Over the last two years or so, when my parents began having marriage issues, I began to contemplate….why do people rush into marriage?

I’ve been frequently nagged by nosy family members to settle down and get married. You know, become a housewife, have a baby, the whole sha-bang. But each time, I’ve told them I had very little interest doing so. (And they asked me if I was a lesbian, good gods.) Because marriage isn’t a joke–divorce rates are skyrocketing, couples counseling is an official business now, and bickering spouses are the butt of  T.V. jokes nowadays. From what I see around me, marriage doesn’t always complete a person’s happiness, and I don’t think one should be socially pressured into finding a spouse so early on in life.

My amazing violin teacher was in her mid-forties when she married her current husband, and she was perfectly happy being single until then. She was truly a self-fulfilled and happy individual before being married. Also, who watches Project Runway? I really like Tim Gunn from that show, and little did I know that he was gay and single (apparently since the 80’s), yet you’d never have guessed. That man seems so content with his life that you’d automatically assume that there was some partner completing his happiness. But no, he’s single, and happy enough to be that way.

So food for thought: Is marriage really that important for one’s happiness? And should young people really rush into it?

We’re all raised with this grand idea that marriage is the Holy Grail. Once you touch it, this is the end of your life’s search. No need to worry about relationship statuses anymore, and you certainly don’t need to put in any more effort into your love life. You’ve officially achieved your happiness!

(Laughs) Woe naive misconceptions. The problem is that most people just aim to tick off a list of what they “need” in order to happy–because that’s what we’ve been told all our lives! That we should be married by a certain age. That we should have kids. That we should build a family. But here’s the thing–yes, there are mature individuals who are absolutely fantastic at marriage, but what about the majority of other youngsters like me who are temperamental douches?
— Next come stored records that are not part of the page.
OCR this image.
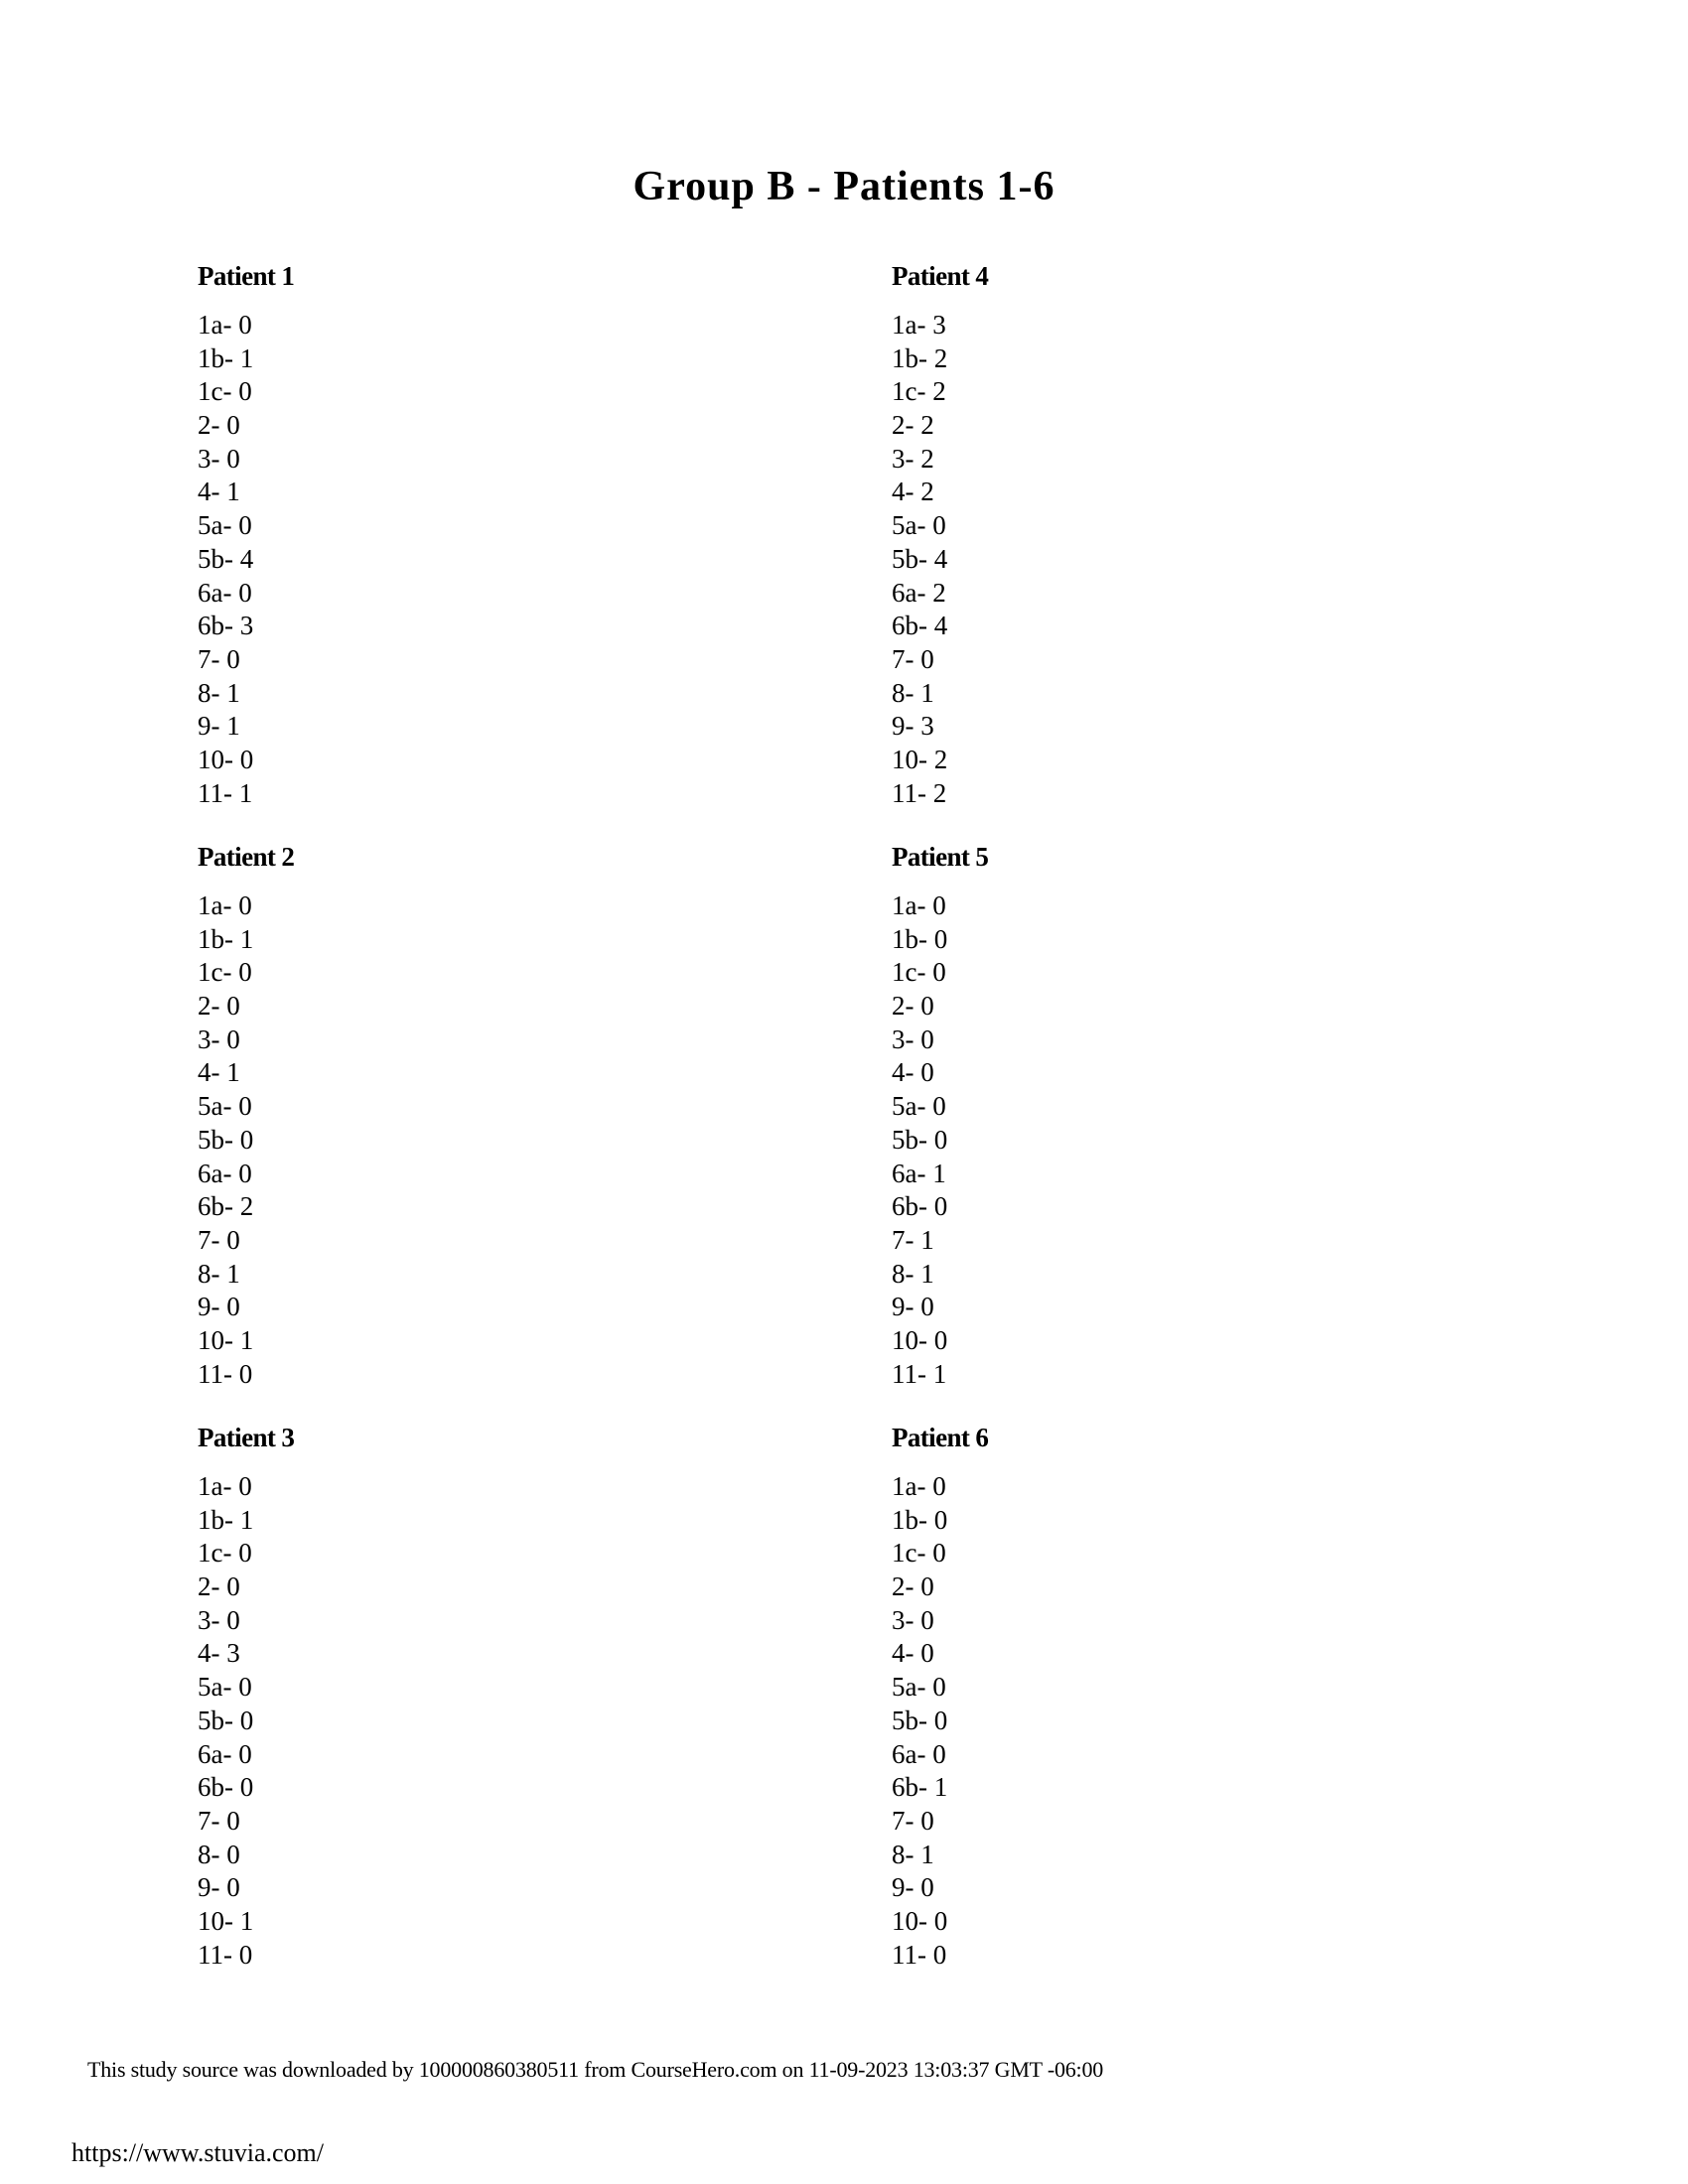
Group B - Patients 1-6
Patient 1
1a- 0
1b- 1
1c- 0
2- 0
3- 0
4- 1
5a- 0
5b- 4
6a- 0
6b- 3
7- 0
8- 1
9- 1
10- 0
11- 1
Patient 2
1a- 0
1b- 1
1c- 0
2- 0
3- 0
4- 1
5a- 0
5b- 0
6a- 0
6b- 2
7- 0
8- 1
9- 0
10- 1
11- 0
Patient 3
1a- 0
1b- 1
1c- 0
2- 0
3- 0
4- 3
5a- 0
5b- 0
6a- 0
6b- 0
7- 0
8- 0
9- 0
10- 1
11- 0
Patient 4
1a- 3
1b- 2
1c- 2
2- 2
3- 2
4- 2
5a- 0
5b- 4
6a- 2
6b- 4
7- 0
8- 1
9- 3
10- 2
11- 2
Patient 5
1a- 0
1b- 0
1c- 0
2- 0
3- 0
4- 0
5a- 0
5b- 0
6a- 1
6b- 0
7- 1
8- 1
9- 0
10- 0
11- 1
Patient 6
1a- 0
1b- 0
1c- 0
2- 0
3- 0
4- 0
5a- 0
5b- 0
6a- 0
6b- 1
7- 0
8- 1
9- 0
10- 0
11- 0
This study source was downloaded by 100000860380511 from CourseHero.com on 11-09-2023 13:03:37 GMT -06:00
https://www.stuvia.com/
Let’s face it. Temperamental douches suck at marriage.

This might be rather presumptuous of me to say, considering I’ve never been married. But I can most definitely say that most young people think that the world revolves around them. Even I admit it of myself. That self-centeredness does tend to stick around in bits and pieces until at least our thirties, but before then, we break up over the most petty things–appearances, personal ticks and habits, lack of communication, whatever. Young relationships shatter due to easily because we’re still rather self-centered.

That’s what I think makes parental love so great. It’s unconditional–they always give, they don’t ask for anything back, they can take crap without ditching us in the dirt, and they’re always there. ALWAYS, no matter what the circumstance. That’s the kind of maturity and patience I think a lot of young people lack and don’t understand. Young people just don’t understand unconditional love. Yes, we know love, and how to give lots of it–but unconditionally? Nothing in this world is free, so how can anyone give love unconditionally? It’s a much more difficult concept to grasp than most people think, and it can only come with time and maturation.
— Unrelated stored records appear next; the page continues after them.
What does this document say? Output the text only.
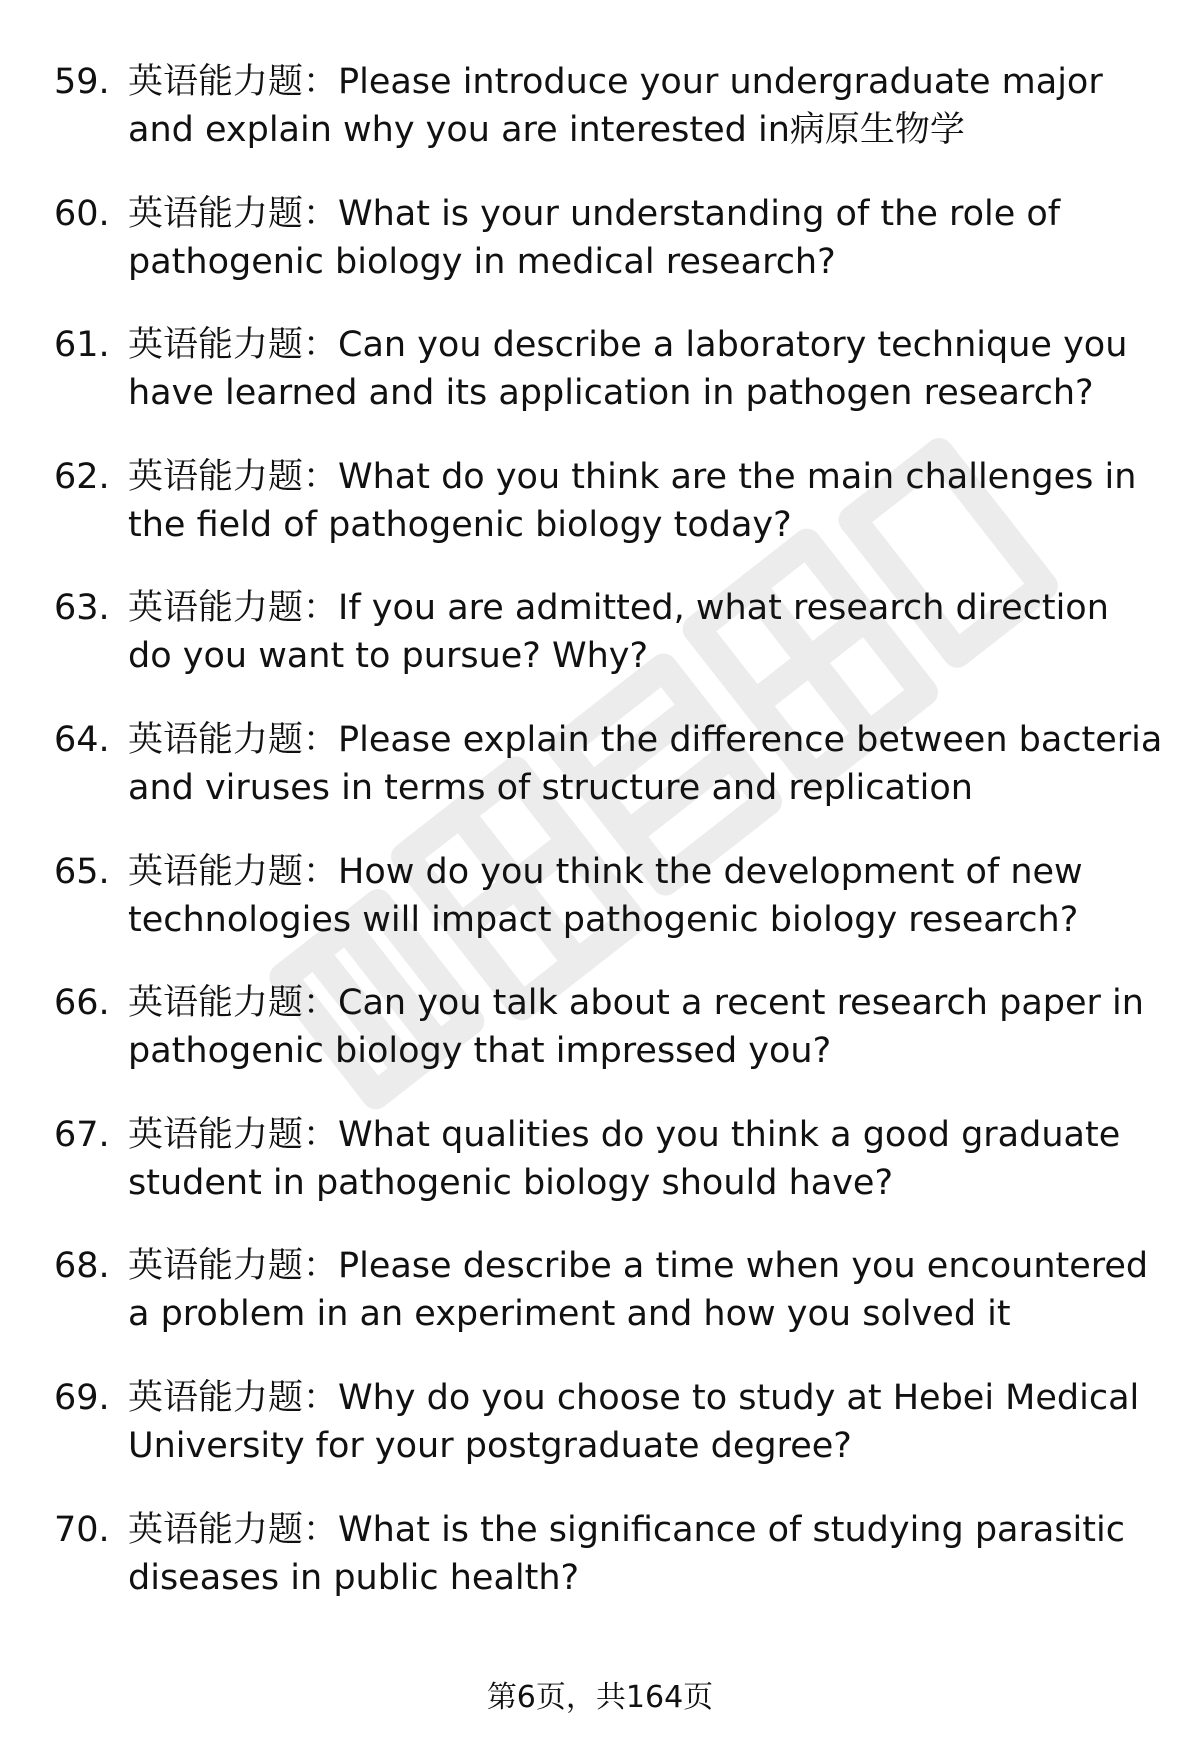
59. 英语能力题：Please introduce your undergraduate major and explain why you are interested in病原生物学
60. 英语能力题：What is your understanding of the role of pathogenic biology in medical research?
61. 英语能力题：Can you describe a laboratory technique you have learned and its application in pathogen research?
62. 英语能力题：What do you think are the main challenges in the field of pathogenic biology today?
63. 英语能力题：If you are admitted, what research direction do you want to pursue? Why?
64. 英语能力题：Please explain the difference between bacteria and viruses in terms of structure and replication
65. 英语能力题：How do you think the development of new technologies will impact pathogenic biology research?
66. 英语能力题：Can you talk about a recent research paper in pathogenic biology that impressed you?
67. 英语能力题：What qualities do you think a good graduate student in pathogenic biology should have?
68. 英语能力题：Please describe a time when you encountered a problem in an experiment and how you solved it
69. 英语能力题：Why do you choose to study at Hebei Medical University for your postgraduate degree?
70. 英语能力题：What is the significance of studying parasitic diseases in public health?
第6页，共164页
The following is a really wonderful quote from a movie called Yours, Mine, and Ours starring Lucille Ball and Henry Fonda:

“If you want to know what love really is, take a look around you. Life isn’t a love inn; it’s the dishes and the orthodontist and the shoe repairman. And I’ll tell you something else. It isn’t going to a bed with a man that proves you’re in love with him–it’s getting up in the morning and facing the drab, miserable, wonderful, everyday world with him that counts.”

This quote perfectly sums up the definition of a marriage–drab, miserable, and wonderful. But that really depends on whether you’re the type of person who’s actually ready to take the drab and miserable marriage and be able to see it as something wonderful for the rest of your life. What a hard-core commitment, which is what a lot of people don’t understand when they rush into marriage. They spend all that energy and effort to achieve that golden marriage, thinking it’s the last mile before the finish line, but then they soon become complacent and stop trying.
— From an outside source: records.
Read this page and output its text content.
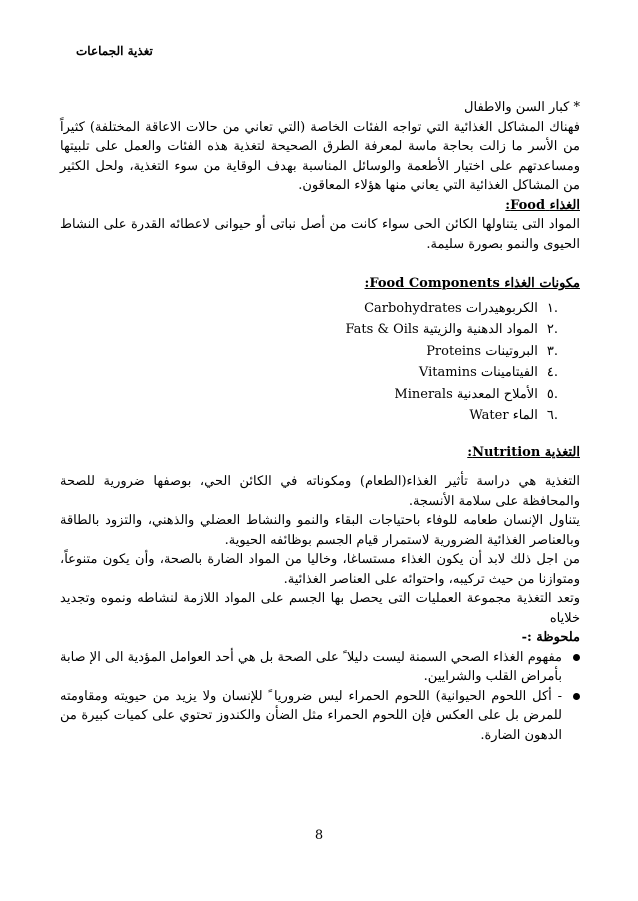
تغذية الجماعات

* كبار السن والاطفال

فهناك المشاكل الغذائية التي تواجه الفئات الخاصة (التي تعاني من حالات الاعاقة المختلفة) كثيراً من الأسر ما زالت بحاجة ماسة لمعرفة الطرق الصحيحة لتغذية هذه الفئات والعمل على تلبيتها ومساعدتهم على اختيار الأطعمة والوسائل المناسبة بهدف الوقاية من سوء التغذية، ولحل الكثير من المشاكل الغذائية التي يعاني منها هؤلاء المعاقون.

الغذاء Food:

المواد التى يتناولها الكائن الحى سواء كانت من أصل نباتى أو حيوانى لاعطائه القدرة على النشاط الحيوى والنمو بصورة سليمة.

مكونات الغذاء Food Components:

.١ الكربوهيدرات Carbohydrates
.٢ المواد الدهنية والزيتية Fats & Oils
.٣ البروتينات Proteins
.٤ الفيتامينات Vitamins
.٥ الأملاح المعدنية Minerals
.٦ الماء Water

التغذية Nutrition:

التغذية هي دراسة تأثير الغذاء(الطعام) ومكوناته في الكائن الحي، بوصفها ضرورية للصحة والمحافظة على سلامة الأنسجة.

يتناول الإنسان طعامه للوفاء باحتياجات البقاء والنمو والنشاط العضلي والذهني، والتزود بالطاقة وبالعناصر الغذائية الضرورية لاستمرار قيام الجسم بوظائفه الحيوية.

من اجل ذلك لابد أن يكون الغذاء مستساغا، وخاليا من المواد الضارة بالصحة، وأن يكون متنوعاً، ومتوازنا من حيث تركيبه، واحتوائه على العناصر الغذائية.

وتعد التغذية مجموعة العمليات التى يحصل بها الجسم على المواد اللازمة لنشاطه ونموه وتجديد خلاياه

ملحوظة :-

مفهوم الغذاء الصحي السمنة ليست دليلا ً على الصحة بل هي أحد العوامل المؤدية الى الإ صابة بأمراض القلب والشرايين.
- أكل اللحوم الحيوانية) اللحوم الحمراء ليس ضروريا ً للإنسان ولا يزيد من حيويته ومقاومته للمرض بل على العكس فإن اللحوم الحمراء مثل الضأن والكندوز تحتوي على كميات كبيرة من الدهون الضارة.
8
Therefore, youth often explains the failure rate in marriages. I feel that many failed unions COULD HAVE worked out if only the couple had taken some more time to mature and truly understand the meaning of unconditional love. But so many people jump the gun so early and fail. Which comments not on their character, but on their youth–young and premature love is too volatile to really ensure the success of a marriage.

Therefore, marriage isn’t the holy grail. It shouldn’t be the goal in a relationship, but the relationship itself.

Maintaining the love and respect two people have kindled in the first place is the true test, and I don’t think that people should feel obligated to validate it through marriage. Of course, if you’re ready, go for it. But I say only if you understand unconditional love–until then, I can’t see someone being able to truly commit to that life-long marathon.